Federal District Court in Pennsylvania’s Apparently Overreaching Decision Opens Door For Business Interruption Coverage

January 20, 2021

By: Kenneth S. Merber 

The Honorable J. Curtis Joyner, in his decision dated January 8, 2021, in the case of Humans & Resources, LLC, d/b/a Cadence Restaurant vs. Firstline National Insurance Company, 20-CV-2152 (USDC, EDPA) denied the insurer’s motion to dismiss the policy holder’s declaratory judgment complaint which seeks damages for business interruption losses related to COVID-19 and the stay-at-home orders issued by the Governor of Pennsylvania and the Mayor of Philadelphia. The Court’s decision is seemingly overreaching as it ignored the plain unambiguous policy language to allow the policy holder to maintain a claim based on its assertion that it reasonably believed the policy would provide coverage for its losses.

In reaching its decision, the Court acknowledged that the subject “All Risk” policy required that the loss suffered by the business was caused as a result of some actual physical property damage or loss. The Court appreciated that the insured restaurant did not suffer any actual physical loss and that civil authority coverage was not triggered. Moreover, the subject policy contained a virus exclusion that excluded claims for losses resulting from viruses such as COVID-19.  To reach its goal-oriented result, the Court applied Pennsylvania’s Doctrine of Reasonable Expectations and held that the policy holder’s “reasonable expectations” may have superseded the unambiguous policy language and exclusions.

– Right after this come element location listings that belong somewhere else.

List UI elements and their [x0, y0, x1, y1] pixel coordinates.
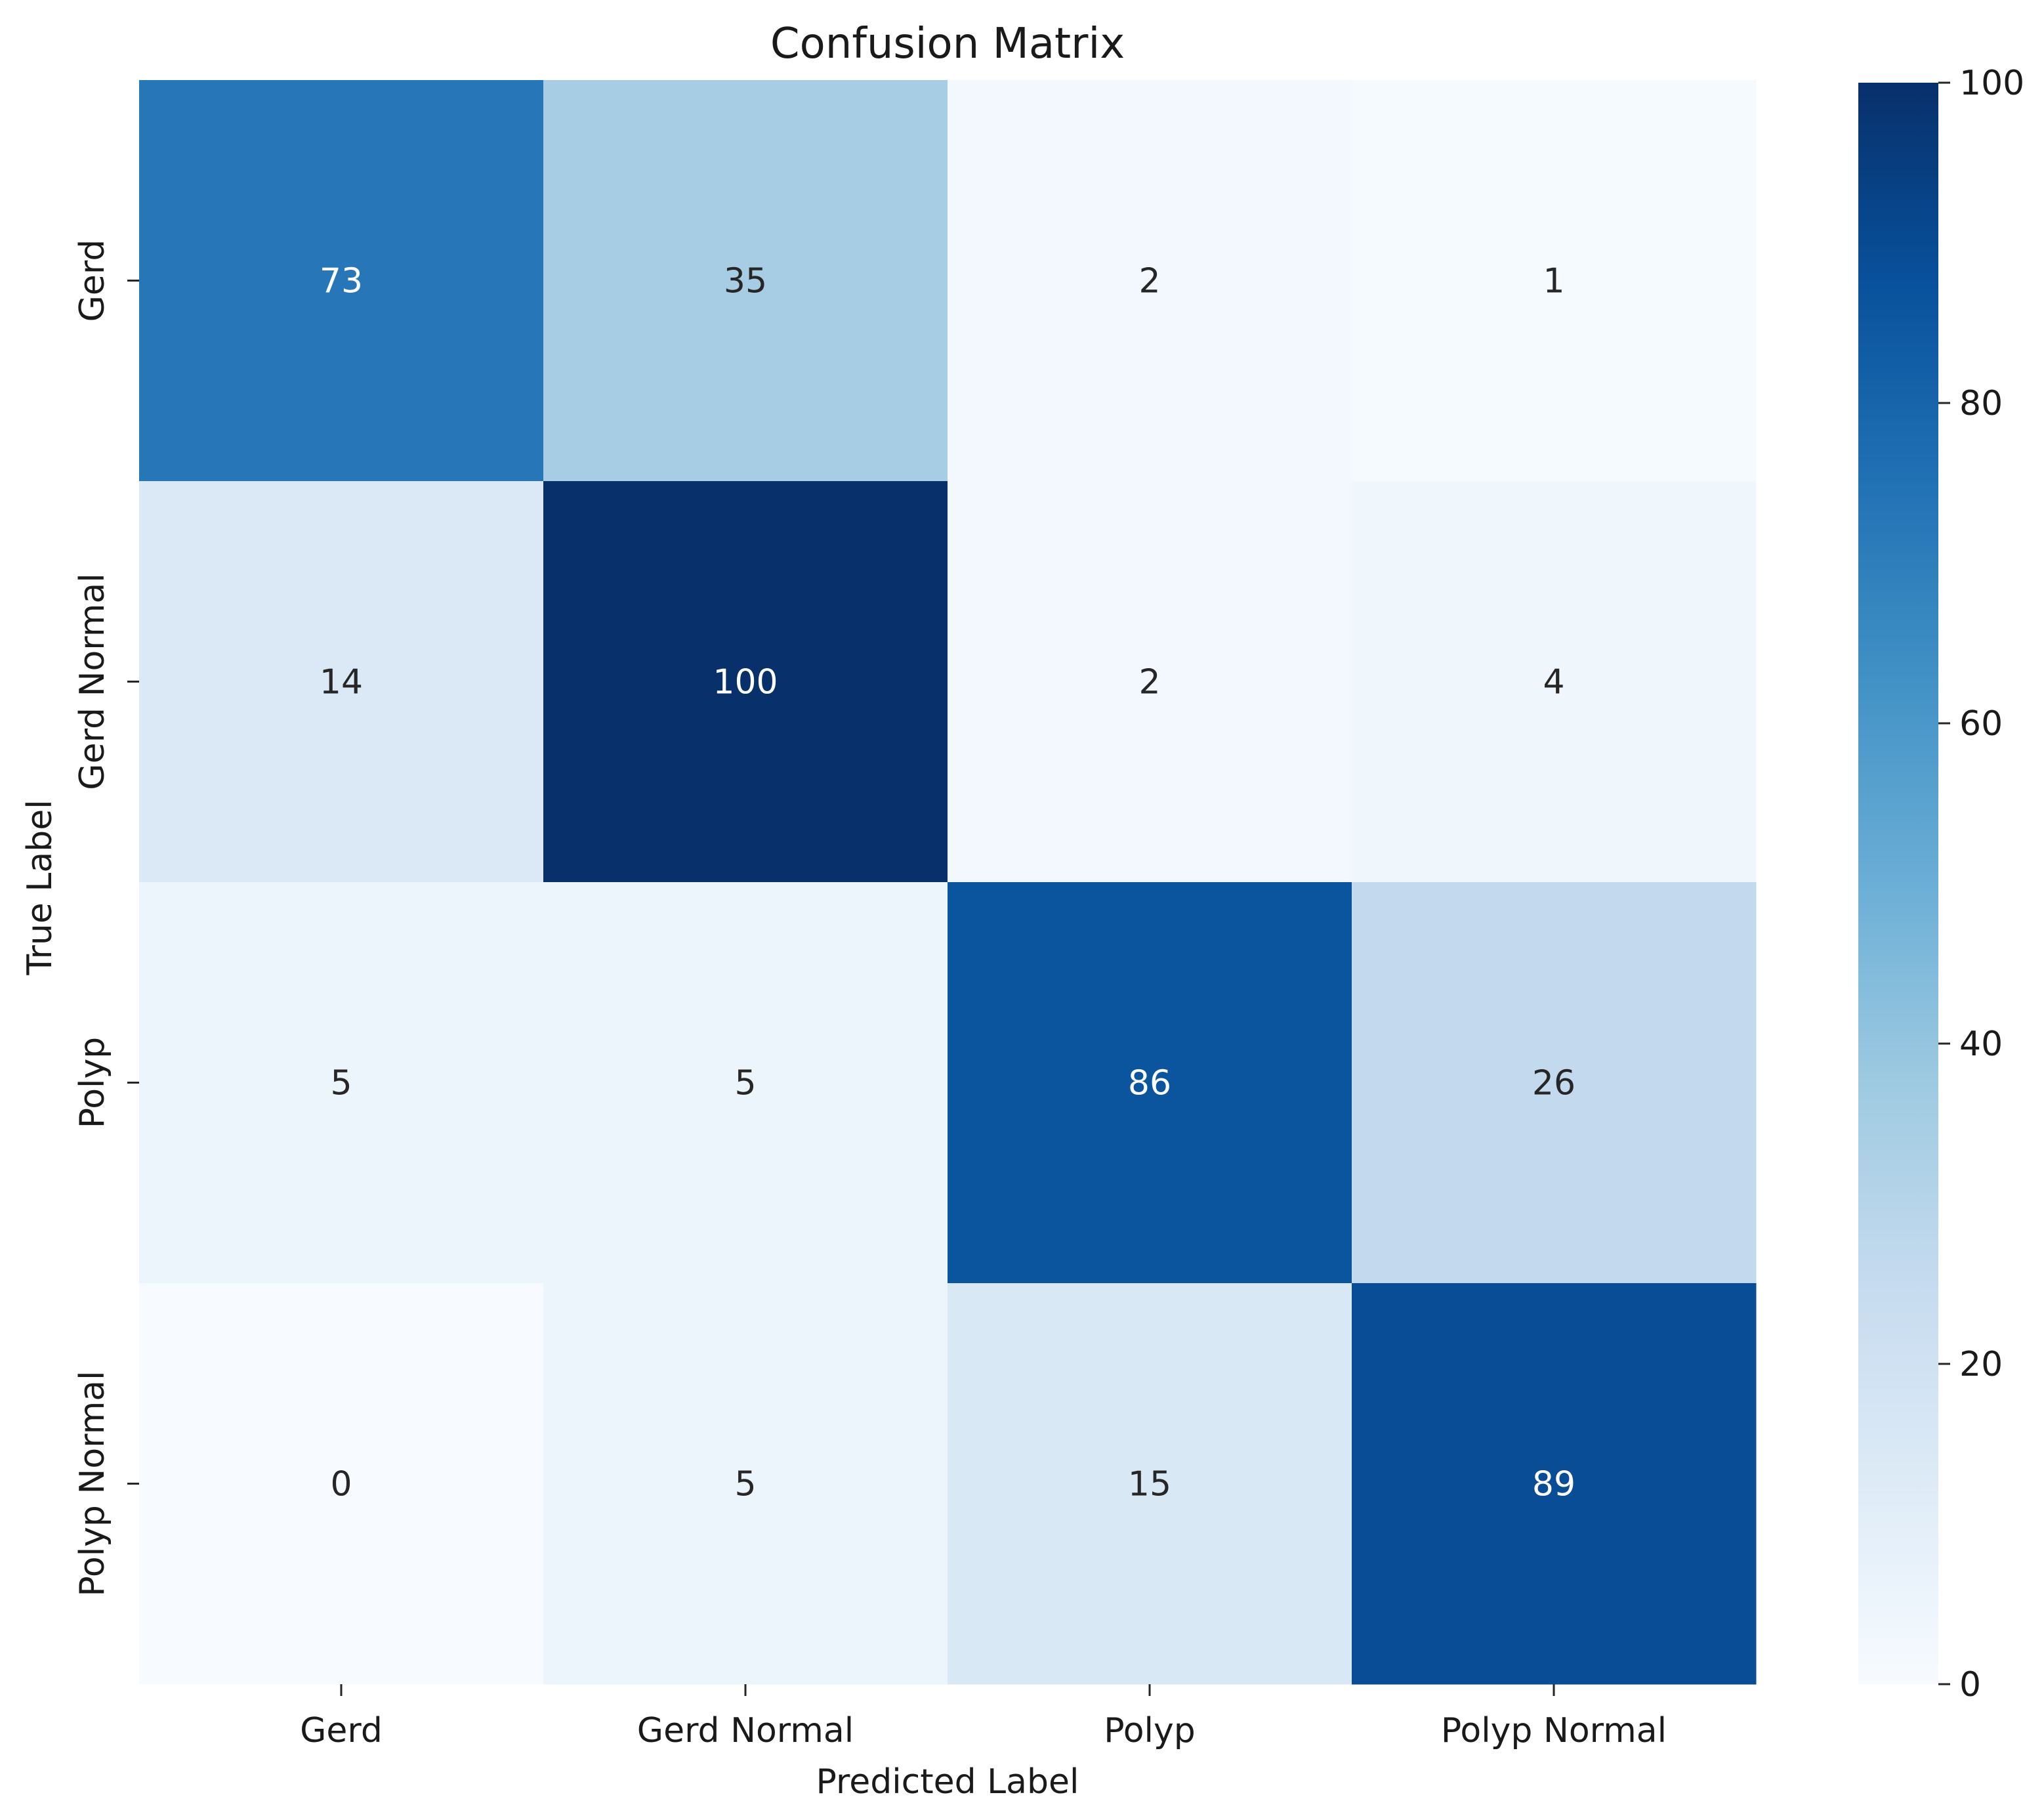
heatmap-cell-r0-c1	[543, 80, 948, 482]
y-tick-label: Polyp	[73, 1037, 112, 1129]
cell-value-label: 4	[1543, 663, 1564, 702]
colorbar-ticks: 0 20 40 60 80 100	[1938, 64, 2024, 1705]
heatmap-cell-r0-c0	[139, 80, 544, 482]
y-tick-label: Gerd	[73, 240, 112, 322]
x-axis-ticks: Gerd Gerd Normal Polyp Polyp Normal	[300, 1684, 1667, 1750]
heatmap-cell-r3-c0	[139, 1283, 544, 1685]
heatmap-cell-r2-c1	[543, 882, 948, 1284]
colorbar-tick-label: 60	[1959, 704, 2003, 744]
heatmap-cell-labels: 73 35 2 1 14 100 2 4 5 5 86 26 0 5 15 89	[320, 262, 1575, 1504]
y-tick-label: Polyp Normal	[73, 1370, 112, 1596]
heatmap-cell-r2-c3	[1352, 882, 1757, 1284]
cell-value-label: 14	[320, 663, 363, 702]
heatmap-cell-r1-c0	[139, 481, 544, 883]
x-axis-label: Predicted Label	[816, 1762, 1079, 1801]
cell-value-label: 73	[320, 262, 363, 301]
heatmap-cell-r0-c2	[948, 80, 1352, 482]
heatmap-cells	[139, 80, 1757, 1685]
heatmap-cell-r1-c3	[1352, 481, 1757, 883]
heatmap-cell-r3-c1	[543, 1283, 948, 1685]
cell-value-label: 35	[724, 262, 767, 301]
colorbar-tick-label: 0	[1959, 1665, 1981, 1705]
cell-value-label: 5	[734, 1465, 756, 1504]
heatmap-cell-r3-c2	[948, 1283, 1352, 1685]
cell-value-label: 26	[1532, 1064, 1575, 1103]
y-tick-label: Gerd Normal	[73, 573, 112, 790]
colorbar	[1858, 83, 1938, 1684]
heatmap-cell-r2-c2	[948, 882, 1352, 1284]
cell-value-label: 5	[734, 1064, 756, 1103]
chart-title: Confusion Matrix	[770, 20, 1125, 68]
cell-value-label: 0	[330, 1465, 352, 1504]
y-axis-label: True Label	[20, 799, 60, 975]
cell-value-label: 2	[1138, 262, 1160, 301]
cell-value-label: 5	[330, 1064, 352, 1103]
colorbar-tick-label: 40	[1959, 1025, 2003, 1064]
colorbar-tick-label: 100	[1959, 64, 2024, 103]
cell-value-label: 1	[1543, 262, 1564, 301]
heatmap-cell-r0-c3	[1352, 80, 1757, 482]
colorbar-tick-label: 80	[1959, 384, 2003, 423]
x-tick-label: Gerd Normal	[637, 1711, 854, 1750]
x-tick-label: Polyp	[1104, 1711, 1196, 1750]
heatmap-cell-r2-c0	[139, 882, 544, 1284]
x-tick-label: Gerd	[300, 1711, 383, 1750]
heatmap-cell-r1-c1	[543, 481, 948, 883]
cell-value-label: 2	[1138, 663, 1160, 702]
y-axis-ticks: Gerd Gerd Normal Polyp Polyp Normal	[73, 240, 139, 1597]
colorbar-tick-label: 20	[1959, 1345, 2003, 1384]
heatmap-cell-r3-c3	[1352, 1283, 1757, 1685]
x-tick-label: Polyp Normal	[1441, 1711, 1667, 1750]
heatmap-cell-r1-c2	[948, 481, 1352, 883]
cell-value-label: 89	[1532, 1465, 1575, 1504]
cell-value-label: 100	[713, 663, 778, 702]
cell-value-label: 86	[1128, 1064, 1171, 1103]
cell-value-label: 15	[1128, 1465, 1171, 1504]
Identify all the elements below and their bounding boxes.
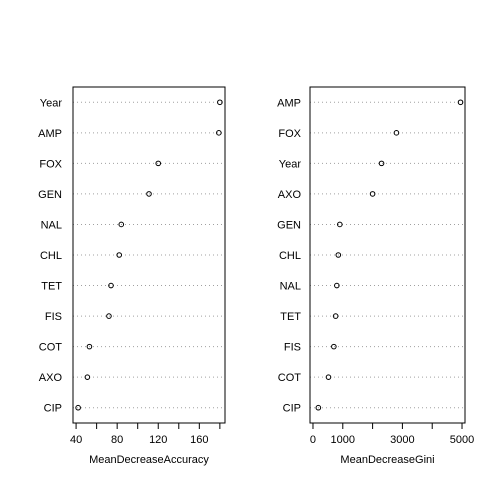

“Under this doctrine, Pennsylvania courts have acknowledged the inherent disparity of bargaining power that            exists between an insurer and insured, as well as the complexity of policy terms and conditions in insurance              contracts,” and that “[t]his dynamic sometimes ‘forces the insurance consumer to rely upon the oral                            representations of the insurance agent’ which may or may not accurately reflect the contents of the written                document.”

Although “in most cases, the language of the insurance policy will provide the best indication of the content of           the parties’ reasonable expectations,” the courts must nevertheless “examine the ‘totality of the insurance                   transaction involved to ascertain the reasonable expectations of the insured.'”

Rational minds must question how a policy holder could have had a “reasonable” expectation that it purchased coverage for the claimed losses when the policy language expressly excluded coverage for those claims and where the Court concluded the policy language was not ambiguous and has been upheld in other cases.

The Court’s overreaching decision is disturbing.  It was seemingly issued in contradiction with principles of both contract and insurance law. In fact, the Court, expressly stated in its decision that interpretation of contracts is generally an issue of law for the court.  We note that the Court did not grant the policy holder summary judgment but merely denied the carrier’s motion to dismiss on the pleadings. Consequently, the Court allowed discovery to proceed. Insurers in Pennsylvania and throughout the country must hope that the case is either dismissed at trial or through appeals that will undoubtedly be filed.